You are viewing a plain text version of this content. The canonical link for it is here.
Posted to user@uima.apache.org by Adam Lally <al...@alum.rpi.edu> on 2007/07/02 18:15:10 UTC
Re: Performance bug in XmiCasSerializer?
Greg,
It doesn't look to me like you're doing anything wrong.
I did a quick test to try to reproduce this but wasn't able to... I
may need more information about your set up.
I created a CPE with the FileSystemCollectionReader,
PersonTitleAnnotator, and your XmiCasAnnotator. (I filled in the part
about generating an identifier with something that checks the
SourceDocumentInformation annotations put there by the
FileSystemCollectionReader.)
On a particular set of documents, with the CPE desriptor's
processingUnitThreadCount set to 1 I get a total elapsed time of 9.25
seconds, whereas with the processingUnitThreadCount set to 10 I get a
total elapsed time of 6.875 seconds. (This is on a dual-core
machine.)
A few questions come to mind: Are you using a CPE to do the
multithreading or something else? If something else, do you see the
same behavior if you try using a CPE instead? Does this only happen
with large documents, and/or does it only happen when you have a lot
of annotations in the CAS (I have very few in my test).
Regards,
-Adam
On 6/29/07, greg@holmberg.name <ho...@comcast.net> wrote:
> I've run into a severe slowdown when using the XmiCasSerializer in a CasAnnotator with multiple concurrent AnalysisEngines. I'm wondering if I'm doing something wrong or if there's a bug. Code for this XMI CasAnnotator is appended.
>
> I run three scenarios on the same set of documents and same set of CAS-updating annotators.
> A. 1 thread/AnalysisEngine with the Xmi CasAnnotator.
> B. 10 threads/AnalysisEngines without the Xmi CasAnnotator (in fact, no saving of any CAS data to disk at all, in any form).
> C. 10 threads/AnalysisEngines with the Xmi CasAnnotator.
>
> On Windows XP I use the excellent ProcExplorer tool from SysInternals.com to measure CPU seconds spent in "user" (i.e. process) space and in kernel space. I also measure elapsed time. Here's what I see for these scenarios:
>
> Scenario User Kernel Elapsed
> A 103 5 588 (a lot of time spent blocking on proprietary remote network services).
> B 84 4 135
> C 237 139 295
>
> So, in A, with just one thread and XMI output, we spend very little time in the kernel.
> In B, with 10 threads and no XMI output, we also spend very little time in the kernel.

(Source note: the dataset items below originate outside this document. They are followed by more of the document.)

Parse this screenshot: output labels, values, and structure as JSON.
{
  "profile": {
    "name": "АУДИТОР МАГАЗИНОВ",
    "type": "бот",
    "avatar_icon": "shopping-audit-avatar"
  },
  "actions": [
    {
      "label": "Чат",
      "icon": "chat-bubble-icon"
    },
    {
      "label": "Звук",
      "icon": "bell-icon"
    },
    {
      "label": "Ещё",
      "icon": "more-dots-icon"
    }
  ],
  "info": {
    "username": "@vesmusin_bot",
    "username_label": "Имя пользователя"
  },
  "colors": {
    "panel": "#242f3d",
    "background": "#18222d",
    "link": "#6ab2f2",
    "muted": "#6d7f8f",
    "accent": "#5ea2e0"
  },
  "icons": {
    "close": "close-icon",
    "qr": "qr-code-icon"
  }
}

> C is B+Xmi, and so should be only slightly more than B. Instead kernel time increases 35X, user time increases 3X, and elapsed time increases 2X.
>
> So it seems like using the XmiCasSerializer with concurrent AnalysisEngines creates some sort of thread contention. Either that, or I'm using it incorrectly.
>
> Is this a bug?
>
>
> Greg Holmberg
>
>
> public class XmiOutputAnnotator extends CasAnnotator_ImplBase {
>
> public static final String PARAM_OUTPUT_DIRECTORY = "outputDirectory";
>
> private String outputDirectory;
>
> private XmiCasSerializer serializer;
>
> @Override
> public void initialize(UimaContext context) throws ResourceInitializationException {
> super.initialize(context);
> outputDirectory = (String)context.getConfigParameterValue(PARAM_OUTPUT_DIRECTORY);
> }
>
> public void typeSystemInit(TypeSystem aTypeSystem)
> throws AnalysisEngineProcessException
> {
> serializer = new XmiCasSerializer(aTypeSystem);
> }
>
> public void process(CAS cas) throws AnalysisEngineProcessException {
> JCas base = null;
> try {
> base = cas.getJCas();
> }
> catch (CASException ce) {
> throw new AnalysisEngineProcessException(ce);
> }
> OutputStream outputStream = null;
>
> try {
> String identifier = ...
>
> File inputFile = new File(new URI(identifier));
> File outputFile = new File(outputDirectory, inputFile.getAbsolutePath().replace(":", "") + ".xmi");
> outputFile.getParentFile().mkdirs();
> outputStream = new FileOutputStream(outputFile);
> serializer.serialize(cas, new XMLSerializer(outputStream, true).getContentHandler());
> } catch (Exception e) {
> throw new MyAnnotatorException(getClass().getSimpleName(), e);
> } finally {
> if (outputStream != null) {
> try {
> outputStream.close();
> } catch (IOException e) {
> // Ignore?
> }
> }
> }
> }
>
> }
>
>